I can’t blame anyone. I have only myself to blame. I could not give the excitement or love you need. I did not give you enough trust. I have hurt you more than you could accept. In return, I got what I deserved. We both have our problems and we should not give any more excuses to justify our actions.
Forgiving me is difficult since I have disappointed you more than enough. You have been hurt enough to deem me as disposable and have move on. I lacked patience and romance that you seek. You are not wrong to say that I trapped and suffocated you enough. I have given you enough pain and hurt to let your tears flow. I can’t keep you entertained and communicate with you properly. I shouldn’t even called you and asked you to think about it anymore. You are right to do what you want and I shouldn’t stop you since I’m no longer your bf. Maybe what you need now is more of a bf than a husband material guy and I just dunno how to fit in that category.
Forgiving you is difficult because of the pain i received on that day and to hear that somethings may happen in the future makes me even more less trustful. I won’t say I will ever forget that matter but trust that I will be ok with time and the trust will come back. Love and happiness will conquer that pain I believe.
Trust is a hard thing to gain for the both of us. But with time, we will learn to trust again, be it you n me or with someone else.

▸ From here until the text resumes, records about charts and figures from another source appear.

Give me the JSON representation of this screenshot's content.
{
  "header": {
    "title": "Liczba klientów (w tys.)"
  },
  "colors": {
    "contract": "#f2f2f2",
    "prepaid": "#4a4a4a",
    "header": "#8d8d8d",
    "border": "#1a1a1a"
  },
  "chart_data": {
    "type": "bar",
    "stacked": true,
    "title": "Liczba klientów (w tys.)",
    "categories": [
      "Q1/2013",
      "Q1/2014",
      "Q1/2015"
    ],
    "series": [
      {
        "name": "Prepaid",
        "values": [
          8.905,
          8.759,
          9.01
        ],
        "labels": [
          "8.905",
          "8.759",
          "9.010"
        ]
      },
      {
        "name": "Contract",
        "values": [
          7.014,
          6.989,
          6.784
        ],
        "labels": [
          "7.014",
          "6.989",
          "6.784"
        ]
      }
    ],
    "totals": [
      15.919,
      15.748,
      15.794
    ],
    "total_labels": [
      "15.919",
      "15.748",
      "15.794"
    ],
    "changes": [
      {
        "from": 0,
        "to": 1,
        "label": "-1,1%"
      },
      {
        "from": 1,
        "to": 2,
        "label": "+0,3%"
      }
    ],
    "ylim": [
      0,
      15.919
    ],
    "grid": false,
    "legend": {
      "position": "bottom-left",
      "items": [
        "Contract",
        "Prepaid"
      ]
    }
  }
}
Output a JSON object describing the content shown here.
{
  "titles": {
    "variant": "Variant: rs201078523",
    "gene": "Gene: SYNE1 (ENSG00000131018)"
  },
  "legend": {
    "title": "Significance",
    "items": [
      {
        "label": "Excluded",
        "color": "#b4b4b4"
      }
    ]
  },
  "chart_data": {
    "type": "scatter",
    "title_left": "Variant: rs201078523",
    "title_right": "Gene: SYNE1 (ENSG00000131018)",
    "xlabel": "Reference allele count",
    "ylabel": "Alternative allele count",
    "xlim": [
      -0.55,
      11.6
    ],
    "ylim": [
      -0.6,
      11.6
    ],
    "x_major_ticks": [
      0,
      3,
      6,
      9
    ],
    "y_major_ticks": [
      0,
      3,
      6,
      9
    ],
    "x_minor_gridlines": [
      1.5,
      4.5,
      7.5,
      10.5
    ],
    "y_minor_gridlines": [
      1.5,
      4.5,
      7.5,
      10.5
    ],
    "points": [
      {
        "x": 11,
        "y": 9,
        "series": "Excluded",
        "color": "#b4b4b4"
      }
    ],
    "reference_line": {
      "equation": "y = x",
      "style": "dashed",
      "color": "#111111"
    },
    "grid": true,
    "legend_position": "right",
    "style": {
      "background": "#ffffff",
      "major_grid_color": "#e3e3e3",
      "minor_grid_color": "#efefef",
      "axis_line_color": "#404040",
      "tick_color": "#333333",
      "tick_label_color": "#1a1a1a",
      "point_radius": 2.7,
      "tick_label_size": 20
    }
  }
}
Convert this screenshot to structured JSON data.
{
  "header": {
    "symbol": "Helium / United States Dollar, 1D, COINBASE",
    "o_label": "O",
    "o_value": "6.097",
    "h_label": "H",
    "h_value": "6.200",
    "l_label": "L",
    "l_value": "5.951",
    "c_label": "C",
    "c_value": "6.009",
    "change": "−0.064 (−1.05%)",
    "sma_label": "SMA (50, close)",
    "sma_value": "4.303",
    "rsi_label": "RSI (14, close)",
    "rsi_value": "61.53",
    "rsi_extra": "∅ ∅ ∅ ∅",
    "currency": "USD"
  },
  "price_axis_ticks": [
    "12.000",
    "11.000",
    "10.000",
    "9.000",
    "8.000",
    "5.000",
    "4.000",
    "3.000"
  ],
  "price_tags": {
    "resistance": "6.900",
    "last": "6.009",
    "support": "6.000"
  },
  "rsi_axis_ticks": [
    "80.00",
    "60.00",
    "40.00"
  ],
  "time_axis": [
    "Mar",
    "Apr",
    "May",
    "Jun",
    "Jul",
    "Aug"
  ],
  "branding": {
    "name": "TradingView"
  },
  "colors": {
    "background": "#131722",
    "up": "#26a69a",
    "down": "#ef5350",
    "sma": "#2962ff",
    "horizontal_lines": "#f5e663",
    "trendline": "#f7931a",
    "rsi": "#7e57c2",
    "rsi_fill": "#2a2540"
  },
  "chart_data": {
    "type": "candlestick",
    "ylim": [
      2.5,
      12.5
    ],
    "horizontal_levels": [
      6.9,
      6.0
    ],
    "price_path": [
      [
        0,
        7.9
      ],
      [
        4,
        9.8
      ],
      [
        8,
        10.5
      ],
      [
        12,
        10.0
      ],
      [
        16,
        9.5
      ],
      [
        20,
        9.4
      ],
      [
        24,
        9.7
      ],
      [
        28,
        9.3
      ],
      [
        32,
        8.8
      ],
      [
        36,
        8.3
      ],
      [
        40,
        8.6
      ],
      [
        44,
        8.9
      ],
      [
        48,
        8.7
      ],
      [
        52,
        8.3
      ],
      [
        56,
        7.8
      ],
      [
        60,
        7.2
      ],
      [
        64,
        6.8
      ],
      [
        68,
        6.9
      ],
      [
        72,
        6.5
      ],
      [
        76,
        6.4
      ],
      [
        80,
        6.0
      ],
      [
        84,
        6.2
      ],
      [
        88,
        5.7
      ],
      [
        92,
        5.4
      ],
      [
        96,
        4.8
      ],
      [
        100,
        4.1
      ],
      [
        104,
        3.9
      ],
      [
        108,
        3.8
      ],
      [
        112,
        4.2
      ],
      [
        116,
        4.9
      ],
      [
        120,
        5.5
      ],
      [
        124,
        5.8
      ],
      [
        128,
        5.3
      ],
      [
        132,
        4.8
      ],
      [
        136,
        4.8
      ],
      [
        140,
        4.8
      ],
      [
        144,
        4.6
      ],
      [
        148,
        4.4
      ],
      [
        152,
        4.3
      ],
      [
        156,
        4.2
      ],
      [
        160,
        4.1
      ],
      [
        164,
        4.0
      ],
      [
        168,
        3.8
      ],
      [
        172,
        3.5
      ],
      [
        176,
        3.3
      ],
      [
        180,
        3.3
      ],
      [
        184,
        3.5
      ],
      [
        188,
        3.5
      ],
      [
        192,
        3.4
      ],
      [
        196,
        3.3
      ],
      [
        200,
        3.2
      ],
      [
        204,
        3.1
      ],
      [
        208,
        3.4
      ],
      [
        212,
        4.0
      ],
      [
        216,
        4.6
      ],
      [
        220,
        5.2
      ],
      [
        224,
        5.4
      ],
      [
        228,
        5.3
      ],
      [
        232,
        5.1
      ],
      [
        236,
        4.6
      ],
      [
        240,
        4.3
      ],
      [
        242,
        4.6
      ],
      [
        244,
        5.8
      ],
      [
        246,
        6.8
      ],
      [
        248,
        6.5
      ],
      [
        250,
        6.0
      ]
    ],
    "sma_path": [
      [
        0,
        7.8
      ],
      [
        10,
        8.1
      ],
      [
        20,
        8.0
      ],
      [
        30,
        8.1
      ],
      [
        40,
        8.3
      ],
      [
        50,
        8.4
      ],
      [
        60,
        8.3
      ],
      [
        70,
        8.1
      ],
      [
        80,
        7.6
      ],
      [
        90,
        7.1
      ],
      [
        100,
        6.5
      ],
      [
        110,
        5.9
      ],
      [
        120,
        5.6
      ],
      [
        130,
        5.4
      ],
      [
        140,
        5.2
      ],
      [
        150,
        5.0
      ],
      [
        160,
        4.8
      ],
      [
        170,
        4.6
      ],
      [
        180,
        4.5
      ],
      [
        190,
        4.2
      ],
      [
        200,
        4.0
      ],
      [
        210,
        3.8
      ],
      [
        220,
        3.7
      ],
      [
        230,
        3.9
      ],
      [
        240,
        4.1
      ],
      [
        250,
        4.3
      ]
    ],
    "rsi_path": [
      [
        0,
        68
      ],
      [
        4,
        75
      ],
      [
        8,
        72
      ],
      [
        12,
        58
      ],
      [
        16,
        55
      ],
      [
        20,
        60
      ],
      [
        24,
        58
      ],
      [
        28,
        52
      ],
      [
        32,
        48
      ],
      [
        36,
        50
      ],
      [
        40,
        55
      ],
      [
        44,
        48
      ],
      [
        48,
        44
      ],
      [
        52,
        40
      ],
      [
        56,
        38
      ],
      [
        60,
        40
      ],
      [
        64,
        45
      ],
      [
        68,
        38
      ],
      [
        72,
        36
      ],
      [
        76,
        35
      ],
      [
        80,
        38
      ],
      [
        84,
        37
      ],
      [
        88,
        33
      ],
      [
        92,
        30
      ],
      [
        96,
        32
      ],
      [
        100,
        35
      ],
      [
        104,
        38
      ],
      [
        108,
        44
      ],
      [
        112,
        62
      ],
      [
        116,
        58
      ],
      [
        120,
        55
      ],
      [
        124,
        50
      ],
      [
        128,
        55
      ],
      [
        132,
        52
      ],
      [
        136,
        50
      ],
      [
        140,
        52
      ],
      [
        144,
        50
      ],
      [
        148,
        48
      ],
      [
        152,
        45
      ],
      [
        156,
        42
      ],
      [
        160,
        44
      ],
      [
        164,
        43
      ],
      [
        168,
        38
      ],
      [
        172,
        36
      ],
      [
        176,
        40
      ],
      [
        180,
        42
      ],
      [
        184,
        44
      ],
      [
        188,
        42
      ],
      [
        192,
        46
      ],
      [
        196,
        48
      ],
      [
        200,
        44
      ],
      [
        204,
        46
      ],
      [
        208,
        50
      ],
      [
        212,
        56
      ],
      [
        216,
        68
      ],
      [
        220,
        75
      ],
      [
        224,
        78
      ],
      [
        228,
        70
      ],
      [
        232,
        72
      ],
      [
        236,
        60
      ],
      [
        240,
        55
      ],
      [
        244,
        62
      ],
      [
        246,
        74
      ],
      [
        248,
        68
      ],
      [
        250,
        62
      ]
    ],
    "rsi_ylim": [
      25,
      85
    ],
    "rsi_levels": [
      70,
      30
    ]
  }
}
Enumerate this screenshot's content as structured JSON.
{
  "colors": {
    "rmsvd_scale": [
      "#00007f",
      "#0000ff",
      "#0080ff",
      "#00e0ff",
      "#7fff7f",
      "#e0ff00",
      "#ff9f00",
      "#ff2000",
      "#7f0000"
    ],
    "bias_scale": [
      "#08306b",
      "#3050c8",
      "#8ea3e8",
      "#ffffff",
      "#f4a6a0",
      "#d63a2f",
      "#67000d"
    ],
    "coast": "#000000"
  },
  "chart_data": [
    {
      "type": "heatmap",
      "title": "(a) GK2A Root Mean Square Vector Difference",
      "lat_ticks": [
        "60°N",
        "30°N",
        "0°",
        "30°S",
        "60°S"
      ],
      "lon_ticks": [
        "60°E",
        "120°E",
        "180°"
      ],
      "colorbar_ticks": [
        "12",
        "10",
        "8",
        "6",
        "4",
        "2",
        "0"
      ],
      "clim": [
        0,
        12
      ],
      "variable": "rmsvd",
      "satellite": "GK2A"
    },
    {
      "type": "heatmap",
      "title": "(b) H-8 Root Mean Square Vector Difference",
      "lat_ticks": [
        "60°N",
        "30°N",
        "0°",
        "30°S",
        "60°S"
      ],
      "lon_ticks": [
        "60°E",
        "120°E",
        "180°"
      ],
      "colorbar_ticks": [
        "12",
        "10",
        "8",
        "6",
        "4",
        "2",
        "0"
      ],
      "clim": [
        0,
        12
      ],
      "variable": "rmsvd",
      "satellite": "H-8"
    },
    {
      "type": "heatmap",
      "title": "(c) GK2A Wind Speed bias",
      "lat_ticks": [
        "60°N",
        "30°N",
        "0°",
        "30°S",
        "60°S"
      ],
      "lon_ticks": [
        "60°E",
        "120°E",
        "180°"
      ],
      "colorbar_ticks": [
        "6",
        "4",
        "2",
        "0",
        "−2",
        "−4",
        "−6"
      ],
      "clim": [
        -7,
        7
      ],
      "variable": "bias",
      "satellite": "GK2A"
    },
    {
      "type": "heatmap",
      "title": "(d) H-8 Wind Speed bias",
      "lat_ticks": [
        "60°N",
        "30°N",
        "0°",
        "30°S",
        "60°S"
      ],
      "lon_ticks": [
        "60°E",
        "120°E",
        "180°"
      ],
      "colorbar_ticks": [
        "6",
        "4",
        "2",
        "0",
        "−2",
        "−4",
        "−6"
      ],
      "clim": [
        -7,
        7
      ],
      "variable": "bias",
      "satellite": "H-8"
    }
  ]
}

Loving someone is wanting him/her to be happy. You have felt less with me and i guess the love we had is gone. And it is time for you to move on. My effort were abit too late and i totally agree with you. I believed that you were right all along and i was fan jian to treat you the way i did and still want you back. I should learn to let go when you give me you answer. I won’t hope for anything more and i won’t bother you anymore. We should not keep each other suffering at our hands if we are not holding them tgt and walking ahead.
I know we can’t see the future 1 or 2 yrs down the road but i was hoping to see us walking side by side towards a common goal/future.
Futile ramblings, irrational thoughts and excuses for myself. So much to say, so little words to express. Perhaps my heart is not stone cold enough to forget you or the yearning to hear and see you.